The Group One is the first leg of a Triple Crown which has been just once, won by River Verdon in 1994, with Ambitious Dragon coming within 11/2 lengths of clinching it last season when runner-up in the final leg.
The media have reported owner Johnson Lam Pui-hung's wishes that his horse stay at home this season and race in next month's Citibank Hong Kong Gold Cup and Standard Chartered Champions & Chater Cup in May. But Millard wouldn't be drawn on any discussion not related to Sunday, calling the Triple Crown talk "presumptuous" and "disrespectful to the opposition."
"Let's not get ahead of ourselves, I want to talk about this race - we're taking things one step at a time," he said. "There are no guarantees with anything, and I still wonder what Mr Size has up his sleeve with his horse" - Millard referring to the John Size-trained Glorious Days.

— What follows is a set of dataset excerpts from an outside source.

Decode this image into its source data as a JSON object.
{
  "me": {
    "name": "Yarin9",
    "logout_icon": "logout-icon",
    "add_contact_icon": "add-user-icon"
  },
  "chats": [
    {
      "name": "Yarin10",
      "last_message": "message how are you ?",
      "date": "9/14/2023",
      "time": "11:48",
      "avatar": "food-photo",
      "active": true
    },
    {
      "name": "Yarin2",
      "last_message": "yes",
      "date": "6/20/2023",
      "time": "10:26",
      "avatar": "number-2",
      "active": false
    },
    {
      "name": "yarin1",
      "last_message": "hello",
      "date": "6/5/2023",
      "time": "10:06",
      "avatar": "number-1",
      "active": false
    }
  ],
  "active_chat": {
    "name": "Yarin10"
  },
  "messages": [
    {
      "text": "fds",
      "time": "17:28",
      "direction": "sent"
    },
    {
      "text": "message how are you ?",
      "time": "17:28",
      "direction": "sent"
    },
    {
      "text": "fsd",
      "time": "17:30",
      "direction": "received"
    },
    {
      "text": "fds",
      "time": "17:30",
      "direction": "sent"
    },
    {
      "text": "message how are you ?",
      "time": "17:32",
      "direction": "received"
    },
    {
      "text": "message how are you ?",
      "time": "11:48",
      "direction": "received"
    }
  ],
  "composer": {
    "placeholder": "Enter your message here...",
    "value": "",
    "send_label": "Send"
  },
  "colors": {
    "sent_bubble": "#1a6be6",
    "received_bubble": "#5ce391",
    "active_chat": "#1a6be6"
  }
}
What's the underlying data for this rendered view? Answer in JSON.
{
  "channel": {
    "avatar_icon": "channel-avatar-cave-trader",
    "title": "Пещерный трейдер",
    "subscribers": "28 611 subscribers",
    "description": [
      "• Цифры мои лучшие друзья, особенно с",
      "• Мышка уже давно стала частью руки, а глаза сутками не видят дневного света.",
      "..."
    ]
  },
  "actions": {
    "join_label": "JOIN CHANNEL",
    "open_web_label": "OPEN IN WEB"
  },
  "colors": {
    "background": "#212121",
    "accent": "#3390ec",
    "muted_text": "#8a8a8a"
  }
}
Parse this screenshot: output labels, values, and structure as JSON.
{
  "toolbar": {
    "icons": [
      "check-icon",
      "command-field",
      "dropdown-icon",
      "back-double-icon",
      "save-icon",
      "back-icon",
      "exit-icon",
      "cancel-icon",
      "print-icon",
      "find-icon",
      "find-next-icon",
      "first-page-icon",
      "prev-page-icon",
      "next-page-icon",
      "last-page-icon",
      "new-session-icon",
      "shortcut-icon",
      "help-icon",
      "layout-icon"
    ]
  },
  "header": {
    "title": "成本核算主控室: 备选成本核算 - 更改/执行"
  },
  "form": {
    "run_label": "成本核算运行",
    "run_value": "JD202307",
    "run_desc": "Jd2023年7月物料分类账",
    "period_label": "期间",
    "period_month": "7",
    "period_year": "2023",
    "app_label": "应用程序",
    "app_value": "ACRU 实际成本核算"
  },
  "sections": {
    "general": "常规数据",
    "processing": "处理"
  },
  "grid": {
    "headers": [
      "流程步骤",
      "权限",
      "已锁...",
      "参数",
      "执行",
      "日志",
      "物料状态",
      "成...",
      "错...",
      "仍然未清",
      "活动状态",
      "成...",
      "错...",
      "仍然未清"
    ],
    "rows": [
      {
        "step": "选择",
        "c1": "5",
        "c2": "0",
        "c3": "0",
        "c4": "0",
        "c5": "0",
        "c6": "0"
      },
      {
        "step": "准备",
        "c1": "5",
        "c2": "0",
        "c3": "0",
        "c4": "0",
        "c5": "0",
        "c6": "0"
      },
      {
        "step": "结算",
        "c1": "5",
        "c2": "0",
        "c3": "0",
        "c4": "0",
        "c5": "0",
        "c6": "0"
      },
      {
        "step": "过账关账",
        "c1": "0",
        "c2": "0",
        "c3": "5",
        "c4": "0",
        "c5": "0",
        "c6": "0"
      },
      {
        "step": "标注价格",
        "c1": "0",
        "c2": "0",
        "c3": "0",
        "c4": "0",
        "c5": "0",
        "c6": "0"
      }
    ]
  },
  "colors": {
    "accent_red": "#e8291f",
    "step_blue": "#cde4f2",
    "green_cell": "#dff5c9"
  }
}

Ambitious Dragon's inspirational Hong Kong Mile performance gave him a 2-1 advantage over Glorious Days in head-to-head in their match ups this season, but Millard says he still fears further improvement from his horse's arch-rival in their fourth clash over the Sha Tin mile this term.
"We always respect Glorious Days, we cannot afford to let our guard down," he said. "You need plenty of luck in this game, and maybe we got our fill when we beat him last time."
The South African trainer said the cuts to Ambitious Dragon's left hind leg - which nearly forced the horse's withdrawal from the Hong Kong Mile - had healed and had left no long-term effects.
"It was a very small thing, but it happened at a critical time, because we couldn't treat it so close to the race. The horse is fine," he said.
Meanwhile, Richard Gibson's Akeed Mofeed is still among the entries for Sunday's Classic Mile after his controversial local debut last weekend, but the trainer said the expensive import was an "extremely unlikely starter".
"We were just keeping our options open, if you enter them, you can always take them back out - but if they're not there, you can't put them back in," he said.
The "Silent Witness team" of trainer Tony Cruz and jockey Felix Coetzee will reunite with the South African hoop being called in to ride Classic Mile outsider Calforniavitality and second-stringer Pure Champion in the Stewards' Cup.